Martin: your brain became a shrimp and a prune:
cuddles from the fetus...
i will not be rude i'm just trying to find
a self-explanatory metaphor...

otherwise the Jews were like the intellectuals
who left:
while the Palestinian and Philistines remain
because how did the mystery of the Jews March
to Poland is not well documented...
why is the Second Exodus not documented
at all oh just lost in the Holocaust?
must be...

der zweite aus'                         'zung...
Tza Tongue in -oong-
                              Tzi Tza Sow...

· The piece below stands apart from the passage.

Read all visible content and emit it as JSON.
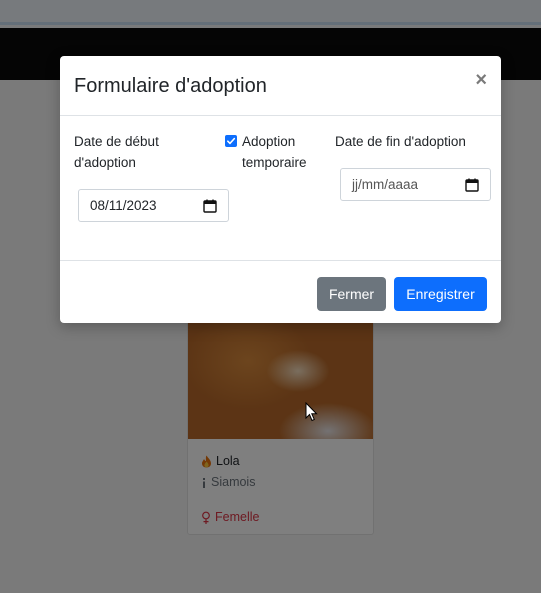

                  or simply C: elsewhere... the land
formerly known as the Jerusalem of the North...
i'm guessing Danzig....
               i might be wrong: i might be implying:
Łódź......
and a camel cigarette rather than a roll-up...
   the reminder that i smoked marijuana is disgusting...
i want to escape to Kauai and give everything
up and only love myself up...
insomnia and the riddle of a child
among the seashells and the rain sounds falling
upon the Pacific...

as explained to Samina:
i don't stutter like i used to i don't stutter
into a trauma of speaking up
speaking to others: it's not Touret's Tauret's tarot
******* is a conjunction
a punctuation marker for any sort of sophistry
i make oaths i make the oath
i'm scribbling this down right now...
or maybe because she's the same age
as my...
and maybe i can just talk to older women
and maybe the younger women just see
me and are scared to talk to me:
but Reyla isn't scared clearly because there's
this deeper ****** connection we
share and just baking her 13th birthday cake
and talking to you and your mother
and seeing so much harmony
and i know you didn't see it
but how i did and how it made me happy
that finally your mother found you at peace
and so deeply meaning to have to move
closer to your sister -
but i'm also saying goodbye
and if haven't been with each since
what's more since now of the then
that will become of today.

- - - - - - - - - - -
- - -  -   -  - -  - -
- -         -         -
           U)

many eyes: one smile...
contemplating the banality of the Third Exdous:
that never was
of the Jews to America
when clearly the plan was all along to resurrect
Israel
and not merely Judea in America
but that is Israel to me:
and there was no en masse exodus to America
since so many remained in Poland
to simply die...
skim reading the culture magazine,
the sunday times, august 25, 2024...

- i firmly believe the worlds tilts towards beauty
         nick cave on life after death
- i was going to call my album Joy
- robert harris's latest novel delves into
the passion between the prime minister
Herbert Asquith and a socialite 35 years
his junior; as war was breaking out
across Europe            (n.b. so can be bothered
using the semi-colon, but not able to known
that an s' apostrophe indicates no need to
's i.e. to introduce the possessive article)
- now i write music for the king
   (black woman piece, just read the headline
saw a picture and farted at the king,
if monarchy could be established in Poland
again: Harry Windsor would be king)
- how do you preserve a masterpiece,
in the face of age and even protesters?
Laura Freeman has a rare glimpse into
the art of restoration
skimmed past a few pages...
- Sven - a game of two halves
- why thatching is back
- when America flirted with fascism:
in the 1930s a motley gang of populists and
propagandists trolls threatened democracy.
a liberal journalist warns about the parallels with today

well: so much for a sobering reader's digest...
just enough coffee with feel hungry again:
like a hunger authentic not some rage inducing hunger
authentic hunger to want to cook something
from scratch...
plenty of fresh tomatoes:
i feel like making a garlic and bacon pasta bake
with fresh tomatoes on top
and some shaved cheese and Italian herb concoction
of rosemary, thyme, oregano, basil,
did i forget something? hmm... i don't remember:
maybe that's why i forget:
to forget is to let go
to remember is to hurt.
i think i love you like
i want to forget you, Edie:
i think i love you like i want to forget you.